First, remember that you know your child best! You need to think about her temperament and personality and try to giver her credit for her interest, her enthusiasm and her social skills. It is not too early to try to figure out her talents. Four year –olds are good at lots of things. Use praise, not bribery, as her reward for cooperating and waiting for things to happen. A great trick is to “hold her off” for even a few seconds when she demands your time. Tell her, “I heard you and I will finish this job and then listen to you." Even if she does not comply with this request, ignore her, do a quck job and then attend to her. So she gets used to your reaction, she’ll learn a good habit – to wait longer and longer! You need to learn how to igner her but still know what she is doing. Talk to yourelf! Talk to the wall. Just try not to give her attention for this attitude of instant gratification. Catch her being good, and make a big deal out of any “time waiting” she does. She will quickly get the point if you are consistent and repetitious about this procedure of telling her you will quickly finish a job and then listen to her. She must trust you that you will not make her wait too long in the beginning, as she learns to wait.
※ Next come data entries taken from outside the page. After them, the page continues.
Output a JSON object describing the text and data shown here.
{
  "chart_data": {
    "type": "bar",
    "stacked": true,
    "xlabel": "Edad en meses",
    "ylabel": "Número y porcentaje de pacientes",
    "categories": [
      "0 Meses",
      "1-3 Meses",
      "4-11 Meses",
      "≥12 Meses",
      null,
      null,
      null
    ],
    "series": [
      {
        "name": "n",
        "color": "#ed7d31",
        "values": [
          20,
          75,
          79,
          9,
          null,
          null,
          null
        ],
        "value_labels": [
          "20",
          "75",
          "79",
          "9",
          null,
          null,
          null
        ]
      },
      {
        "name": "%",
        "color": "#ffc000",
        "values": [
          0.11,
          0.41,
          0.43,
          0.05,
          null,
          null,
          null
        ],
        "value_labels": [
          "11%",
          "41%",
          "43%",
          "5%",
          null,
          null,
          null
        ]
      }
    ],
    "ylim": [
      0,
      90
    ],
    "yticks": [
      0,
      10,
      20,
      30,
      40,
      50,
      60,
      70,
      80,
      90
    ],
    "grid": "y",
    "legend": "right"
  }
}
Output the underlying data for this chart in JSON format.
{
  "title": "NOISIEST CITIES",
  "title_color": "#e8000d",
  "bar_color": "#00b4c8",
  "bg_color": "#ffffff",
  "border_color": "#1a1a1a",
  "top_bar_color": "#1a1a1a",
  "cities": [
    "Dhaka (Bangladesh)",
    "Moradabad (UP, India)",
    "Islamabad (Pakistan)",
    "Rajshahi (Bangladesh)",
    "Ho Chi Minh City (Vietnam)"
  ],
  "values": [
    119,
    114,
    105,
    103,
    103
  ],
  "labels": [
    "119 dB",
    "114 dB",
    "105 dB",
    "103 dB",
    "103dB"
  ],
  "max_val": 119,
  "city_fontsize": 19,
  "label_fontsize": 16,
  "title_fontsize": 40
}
Another trick is to substitute what she wants from you with something you think she will like to do to be helpful. Four year-olds love to help and that is why teachers love to teach this age – because helping makes them feel so important! She will help you cook, clean, vacuum, fold clothes if she thinks its fun and a special treat for just the two of you. She will enjoy being your partne; you mix cookie dough, she mixes cookie dough or you sing a song while you make the bed, and she sings a song helping. She plays “Chutes and Ladders: with you after the two-year-old goes down for nap – things like those activities are very good for teaching patience ad cooperation.

Still another idea is that you “train her by using a telephone (cordless)" and “pretending” to call someone. She can play “play-act what she wants from you (like a napkin or a book to read) and you say into the phone “oops – my daughter wants my help so I'll have to call you back.” (These “pretend-play” games engage in “make-believe”.) Then, reverse the game and she calls a pretend friend, and  you interrupt her, and she tells you to just wait a minute. You can also use two dolls or favorite animals to act out this give and take situational problem-solving techniques. It will work, I promise. Thanks for writing.